Se a questão para ela se tratava da recuperação da liberdade pré-lógica da primeira infância (concordando com Picasso que todas as crianças são artistas)  ela agia como se fosse possível reavê-la por somente ser contra o aprisionamento na racionalidade ao invés de supera-lo. Borrachas e esse aprisionamento deveriam ser os culpados por atrofiar em outros a liberdade que tinha Picasso, seu maior exemplo, ao produzir desenhos que parecem ser feitos de uma única linha dando forma às suas figuras sem interrupção, como se elas preexistissem à direção e movimento de sua mão ao trazê-las ao papel. O treinamento repetitivo e estruturado para superar a hesitação e o medo, como fazem os bailarinos na barra para poderem ser leves quando dançam, era totalmente ignorado. Ela também proibia o uso de preto ou de branco porque são extremos, e ela achava que extremos poderiam tornar uma pintura pesada por não deixar nada além para recorrer.
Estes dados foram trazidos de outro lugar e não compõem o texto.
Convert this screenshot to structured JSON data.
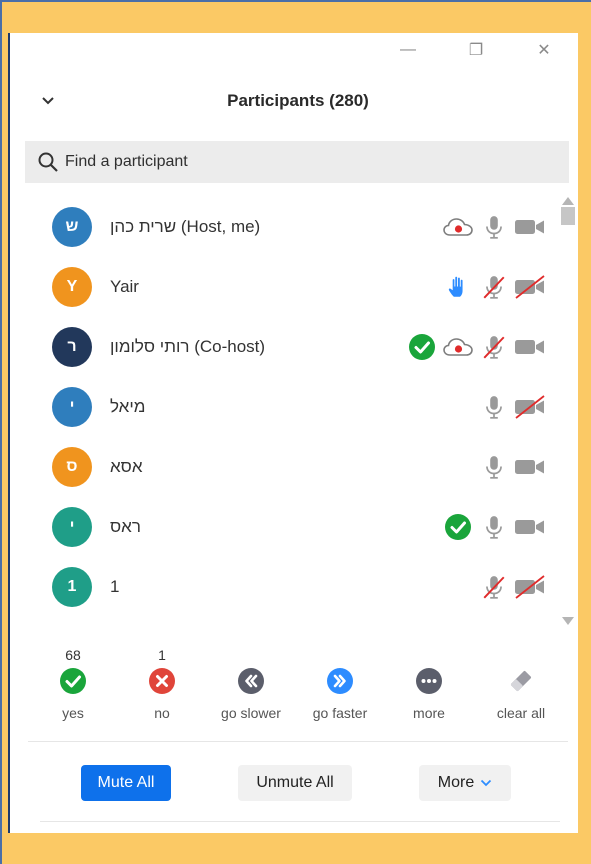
{
  "window": {
    "minimize": "—",
    "restore": "❐",
    "close": "✕"
  },
  "header": {
    "title": "Participants (280)"
  },
  "search": {
    "placeholder": "Find a participant"
  },
  "participants": [
    {
      "initial": "ש",
      "name": "שרית כהן (Host, me)",
      "color": "#2f7ebd",
      "raised_hand": false,
      "approved": false,
      "recording": true,
      "mic_muted": false,
      "video_off": false
    },
    {
      "initial": "Y",
      "name": "Yair",
      "color": "#f0941e",
      "raised_hand": true,
      "approved": false,
      "recording": false,
      "mic_muted": true,
      "video_off": true
    },
    {
      "initial": "ר",
      "name": "רותי סלומון (Co-host)",
      "color": "#22385b",
      "raised_hand": false,
      "approved": true,
      "recording": true,
      "mic_muted": true,
      "video_off": false
    },
    {
      "initial": "י",
      "name": "מיאל",
      "color": "#2f7ebd",
      "raised_hand": false,
      "approved": false,
      "recording": false,
      "mic_muted": false,
      "video_off": true
    },
    {
      "initial": "ס",
      "name": "אסא",
      "color": "#f0941e",
      "raised_hand": false,
      "approved": false,
      "recording": false,
      "mic_muted": false,
      "video_off": false
    },
    {
      "initial": "י",
      "name": "ראס",
      "color": "#1f9e88",
      "raised_hand": false,
      "approved": true,
      "recording": false,
      "mic_muted": false,
      "video_off": false
    },
    {
      "initial": "1",
      "name": "1",
      "color": "#1f9e88",
      "raised_hand": false,
      "approved": false,
      "recording": false,
      "mic_muted": true,
      "video_off": true
    }
  ],
  "feedback": {
    "yes": {
      "count": "68",
      "label": "yes"
    },
    "no": {
      "count": "1",
      "label": "no"
    },
    "slower": {
      "count": "",
      "label": "go slower"
    },
    "faster": {
      "count": "",
      "label": "go faster"
    },
    "more": {
      "count": "",
      "label": "more"
    },
    "clear": {
      "count": "",
      "label": "clear all"
    }
  },
  "actions": {
    "mute_all": "Mute All",
    "unmute_all": "Unmute All",
    "more": "More"
  },
  "colors": {
    "accent": "#0e71eb",
    "approve_green": "#1aa53b",
    "deny_red": "#e0453a",
    "slower_gray": "#5b5e6b",
    "faster_blue": "#2d8cff",
    "icon_gray": "#9a9a9a",
    "muted_red": "#e02b2b",
    "frame": "#fbc965"
  }
}
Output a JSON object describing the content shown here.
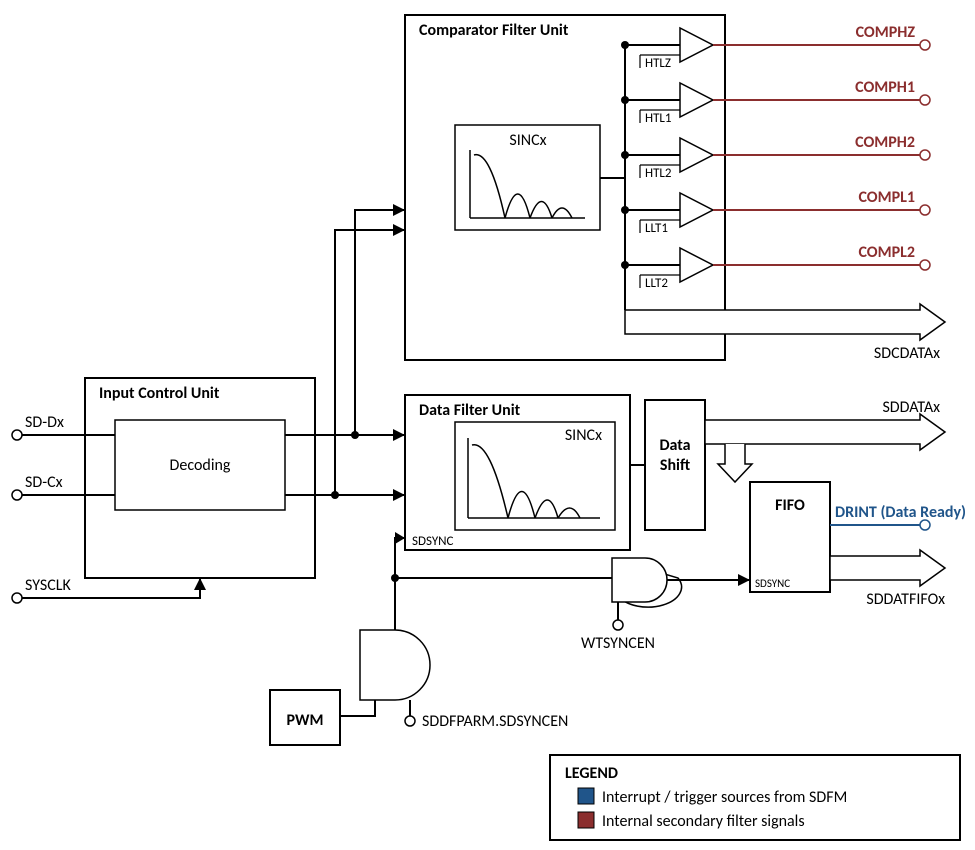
{
  "blocks": {
    "input_control": "Input Control Unit",
    "decoding": "Decoding",
    "comparator": "Comparator Filter Unit",
    "data_filter": "Data Filter Unit",
    "sincx": "SINCx",
    "data_shift": "Data\nShift",
    "fifo": "FIFO",
    "pwm": "PWM"
  },
  "ports": {
    "sd_dx": "SD-Dx",
    "sd_cx": "SD-Cx",
    "sysclk": "SYSCLK",
    "sdsync": "SDSYNC",
    "sdsync2": "SDSYNC",
    "wtsyncen": "WTSYNCEN",
    "sddfparm": "SDDFPARM.SDSYNCEN"
  },
  "comp_labels": {
    "htlz": "HTLZ",
    "htl1": "HTL1",
    "htl2": "HTL2",
    "llt1": "LLT1",
    "llt2": "LLT2"
  },
  "outputs": {
    "comphz": "COMPHZ",
    "comph1": "COMPH1",
    "comph2": "COMPH2",
    "compl1": "COMPL1",
    "compl2": "COMPL2",
    "sdcdatax": "SDCDATAx",
    "sddatax": "SDDATAx",
    "drint": "DRINT (Data Ready)",
    "sddatfifox": "SDDATFIFOx"
  },
  "legend": {
    "title": "LEGEND",
    "item1": "Interrupt / trigger sources from SDFM",
    "item2": "Internal secondary filter signals"
  }
}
Mamãe, guiada pela teoria, era o oposto de Ivan, que aceitava qualquer cor, meio ou técnica, dependendo de como eram usados. Ele estava acima de regras e maneiras fixas de pensar porque era livre para ver cada obra de arte como um mundo inseparável da maneira como era expressa e que não era comparável à de qualquer outro artista, podendo assim justificar qualquer material e qualquer estilo.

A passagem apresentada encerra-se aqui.